Born Helmut Neustńdter in 1920 to a well-to-do Berlin family and interested in photography early on, Newton purchased his first camera at 12 and as a teenager apprenticed with noted German theatrical photographer Yva (Else Simon, who later perished at Auschwitz). The passing of the anti-Semitic Nuremberg Laws in 1935 drastically worsened his family┤s situation, however, as his father lost control of his factory and was briefly interned in a concentration camp. The Kristallnacht attacks of November 1938 forced Newton┤s parents to flee to Chile; the 18-year-old Newton traveled alone to Singapore.
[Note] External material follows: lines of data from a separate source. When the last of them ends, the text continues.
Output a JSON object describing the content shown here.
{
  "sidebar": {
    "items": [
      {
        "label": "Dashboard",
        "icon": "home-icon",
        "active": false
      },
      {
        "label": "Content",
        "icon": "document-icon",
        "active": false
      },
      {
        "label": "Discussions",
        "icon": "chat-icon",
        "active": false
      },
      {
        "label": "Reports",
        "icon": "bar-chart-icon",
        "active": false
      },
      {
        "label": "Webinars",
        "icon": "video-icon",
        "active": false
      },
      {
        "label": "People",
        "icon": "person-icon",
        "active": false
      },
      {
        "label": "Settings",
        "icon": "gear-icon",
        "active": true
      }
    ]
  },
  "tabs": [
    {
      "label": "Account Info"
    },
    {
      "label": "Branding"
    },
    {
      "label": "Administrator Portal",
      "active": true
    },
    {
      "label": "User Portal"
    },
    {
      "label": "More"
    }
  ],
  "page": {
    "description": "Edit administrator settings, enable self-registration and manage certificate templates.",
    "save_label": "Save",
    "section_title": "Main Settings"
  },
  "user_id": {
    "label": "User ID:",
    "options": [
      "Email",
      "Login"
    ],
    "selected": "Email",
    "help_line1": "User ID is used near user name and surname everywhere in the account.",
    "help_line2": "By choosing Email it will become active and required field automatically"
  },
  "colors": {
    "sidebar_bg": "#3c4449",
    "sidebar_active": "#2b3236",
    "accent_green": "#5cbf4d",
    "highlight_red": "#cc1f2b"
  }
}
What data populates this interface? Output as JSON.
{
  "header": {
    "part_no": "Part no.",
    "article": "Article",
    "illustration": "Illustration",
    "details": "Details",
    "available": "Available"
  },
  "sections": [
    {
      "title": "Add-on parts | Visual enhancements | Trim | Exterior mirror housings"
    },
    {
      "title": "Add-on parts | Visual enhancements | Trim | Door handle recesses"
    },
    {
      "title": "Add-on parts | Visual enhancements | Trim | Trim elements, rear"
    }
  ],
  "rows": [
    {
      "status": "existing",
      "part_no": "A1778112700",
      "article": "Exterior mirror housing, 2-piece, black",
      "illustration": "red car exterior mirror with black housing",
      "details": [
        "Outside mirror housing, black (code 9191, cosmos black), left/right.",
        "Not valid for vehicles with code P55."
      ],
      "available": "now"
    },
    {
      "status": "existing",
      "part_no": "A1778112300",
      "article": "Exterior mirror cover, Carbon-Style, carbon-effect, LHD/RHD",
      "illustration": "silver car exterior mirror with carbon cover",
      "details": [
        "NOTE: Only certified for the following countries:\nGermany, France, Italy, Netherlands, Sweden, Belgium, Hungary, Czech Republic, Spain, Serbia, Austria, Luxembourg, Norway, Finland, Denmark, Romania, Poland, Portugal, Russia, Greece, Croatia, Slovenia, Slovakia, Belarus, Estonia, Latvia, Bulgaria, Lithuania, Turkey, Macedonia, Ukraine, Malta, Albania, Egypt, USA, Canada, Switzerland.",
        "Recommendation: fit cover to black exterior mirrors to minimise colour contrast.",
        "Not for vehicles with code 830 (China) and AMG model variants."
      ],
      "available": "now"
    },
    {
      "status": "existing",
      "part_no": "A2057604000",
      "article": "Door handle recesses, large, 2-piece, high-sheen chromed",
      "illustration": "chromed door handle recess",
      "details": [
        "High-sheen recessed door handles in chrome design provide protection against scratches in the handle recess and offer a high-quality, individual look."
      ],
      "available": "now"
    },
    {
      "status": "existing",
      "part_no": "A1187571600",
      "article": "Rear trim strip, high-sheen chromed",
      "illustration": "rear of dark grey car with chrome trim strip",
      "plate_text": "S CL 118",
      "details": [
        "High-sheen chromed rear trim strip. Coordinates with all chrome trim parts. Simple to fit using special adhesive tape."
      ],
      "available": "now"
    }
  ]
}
In the fall of 1940 Newton┤s life took another radical turn: he was interned by British authorities as an "enemy alien," shipped to Australia, and placed in a camp from 1940 to 1942. He was released to serve in the Australian Army until the end of the war, gaining Australian citizenship in 1945 and changing his name to Newton. Finally a free agent, he opened a photography studio in Melbourne and met his wife, June Browne, an actress who posed for him. She went on to play an integral role in Newton┤s career: she modeled for him, curated his exhibitions, and edited his books (including the three publications the MFAH exhibition is based on). She also became a photographer herself, shooting under the pseudonym Alice Springs.
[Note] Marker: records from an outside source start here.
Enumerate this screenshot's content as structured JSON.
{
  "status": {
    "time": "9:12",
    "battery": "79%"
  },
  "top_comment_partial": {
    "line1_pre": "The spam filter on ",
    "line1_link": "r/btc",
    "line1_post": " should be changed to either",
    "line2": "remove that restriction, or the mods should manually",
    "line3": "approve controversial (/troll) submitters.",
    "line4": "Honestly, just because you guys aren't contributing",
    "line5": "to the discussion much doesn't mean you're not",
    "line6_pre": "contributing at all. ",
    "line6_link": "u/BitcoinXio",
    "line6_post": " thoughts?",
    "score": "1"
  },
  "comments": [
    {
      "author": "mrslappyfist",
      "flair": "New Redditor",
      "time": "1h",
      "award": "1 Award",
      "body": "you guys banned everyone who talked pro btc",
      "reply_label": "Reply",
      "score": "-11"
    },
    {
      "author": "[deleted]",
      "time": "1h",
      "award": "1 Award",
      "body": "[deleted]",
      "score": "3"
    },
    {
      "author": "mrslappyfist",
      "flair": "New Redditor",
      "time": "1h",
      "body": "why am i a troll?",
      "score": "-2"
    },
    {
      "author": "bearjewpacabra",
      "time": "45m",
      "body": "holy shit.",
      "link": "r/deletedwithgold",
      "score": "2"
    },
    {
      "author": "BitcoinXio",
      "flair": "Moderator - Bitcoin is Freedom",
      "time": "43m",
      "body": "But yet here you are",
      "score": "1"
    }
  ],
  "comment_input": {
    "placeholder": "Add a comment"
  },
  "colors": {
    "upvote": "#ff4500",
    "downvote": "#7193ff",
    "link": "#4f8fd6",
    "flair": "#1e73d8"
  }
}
The couple traveled Europe and Australia during the 1950s, when Newton shot for British and Australian Vogue, and settled in 1961 in Paris, where Newton joined French Vogue. As American Vogue editor Anna Wintour states in the exhibition catalogue, Newton┤s work went on to be "synonymous with Vogue at its most glamorous and mythic." With top photographers Horst P. Horst, Irving Penn, Herb Ritts, and Richard Avedon, Newton transformed fashion photography from a mere photographic report of current styles to an alluring presentation with mis-en-scene and a narrative. In addition to his magazine work, Newton was also much sought-after for commissions by a variety of institutions, from fashion houses and jewelry designers to car manufacturers. In many cases, Newton would be on a professional shoot and adjust the shots to become more sexually suggestive, adding these second "takes" to his personal body of work.
By the end of his life Newton had received many awards, including the Grand Prix National de la Ville de Paris and Commander in the Order of Arts and Letters. In 2000, the Neue Nationalgalerie, Berlin, held a major retrospective for Newton on the occasion of his 80th birthdayalso organized by Heitingand the show traveled to London, New York, Tokyo, Moscow, and Prague, and other cities. Three years later, in 2003, the Helmut Newton Foundation was established in Berlin. At the height of his success, the artist and his wife lived in Monte Carlo but wintered in Hollywood at the famed Chateau Marmont Hotel.
Newton died in January 2004 at 83. His final magazine spread was published posthumously in the March 2004 edition of Vogue.